Elmore Harris

No. 82, 18, 25, 11, 21
- Position: Halfback

Personal information
- Born: June 3, 1922 Huntsville, Alabama, U.S.
- Died: December 8, 1968 (aged 46) New York City, U.S.
- Listed height: 5 ft 11 in (1.80 m)
- Listed weight: 175 lb (79 kg)

Career information
- High school: Dover State (Normal, Alabama)
- College: Morgan State

Career history
- Brooklyn Dodgers (1947); Chicago Rockets (1948)*; Jersey City Giants (1948); New York Bulldogs (1949)*; Paterson Panthers (1949); Jersey City Giants (1949–1950);
- * Offseason or practice squad member only
- Stats at Pro Football Reference

= Elmore Harris (athlete) =

American football player (1922–1968)

Elmore R. Harris (June 3, 1922 – December 8, 1968) was an American athlete. He won three National Collegiate Athletic Association (NCAA) track championships, and played professional football for the Brooklyn Dodgers of the All-America Football Conference (AAFC). Harris was considered the top choice for the U.S. track team in the 400 metres event at the 1948 Summer Olympics. However, he instead decided to sign with the Dodgers, eliminating himself from Olympic eligibility.

==Early life==
Elmore R. Harris was born on June 3, 1922, in Huntsville, Alabama. He was a "star" football player at Dover State High School in Normal, Alabama.

==College career==
Harris participated in track and football at Morgan State College. In 1944, he won the 440-yard run NCAA title and two NCAA titles in the 220-yard low hurdles. He played two years of varsity football for the Morgan State Bears, scoring 37 career touchdowns while earning Negro All-American honors.

==Professional career==
Harris was considered the top choice for the U.S. track team in the 400 metres event at the 1948 Summer Olympics. However, he instead decided to sign with the Brooklyn Dodgers of the All-America Football Conference (AAFC) for the 1947 season, eliminating himself from Olympic eligibility. He played in ten games, starting two, for the Dodgers in 1947, rushing three times for negative two yards while also returning 14	kicks for 329 yards.
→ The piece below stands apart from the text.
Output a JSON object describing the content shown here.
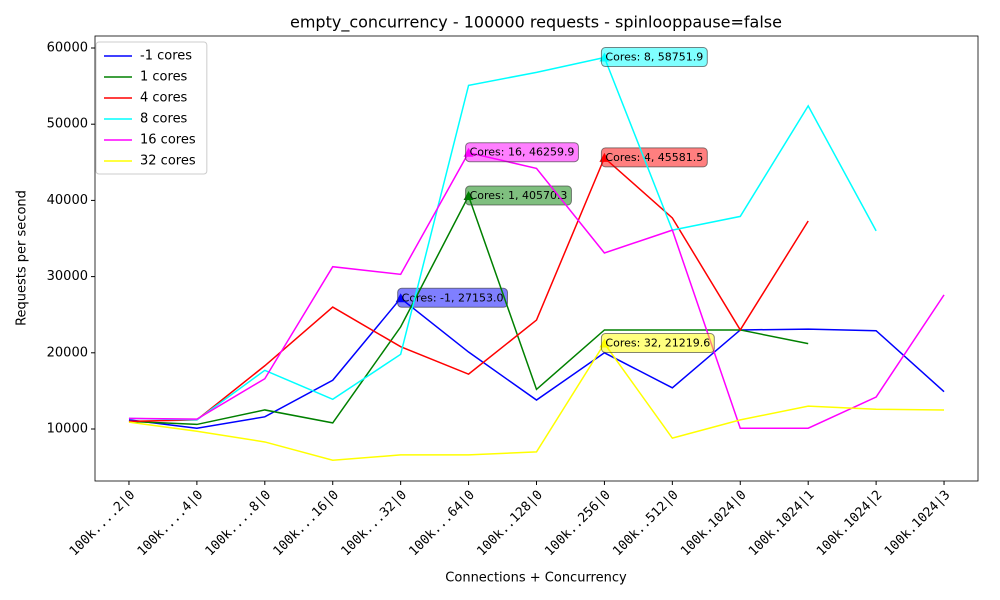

Harris signed with the Chicago Rockets of the AAFC on March 2, 1948, but was released before ever playing for them.

Harris played in all ten games, starting six, for the Jersey City Giants of the American Football League (AFL) in 1948, rushing 51 times for 257 yards and four touchdowns while also catching 15 passes for 260 yards and three touchdowns.

Harris was signed by the New York Bulldogs of the National Football League on June 11, 1949. He was released on September 12, 1949, before the start of the 1949 regular season.

Harris then played in three games, starting one, for the AFL's Paterson Panthers in 1949. On September 21, 1949, he was traded back to the Jersey City Giants for Frank Burns. Harris appeared in five games, starting two, for the Giants during the 1949 season. He also played in three games, starting two, for Jersey City in 1950.

==Personal life==
Harris was the founder of Olympia Cleaning Corporation in the Bronx. He died of a heart attack on December 8, 1968, in Queen's, New York.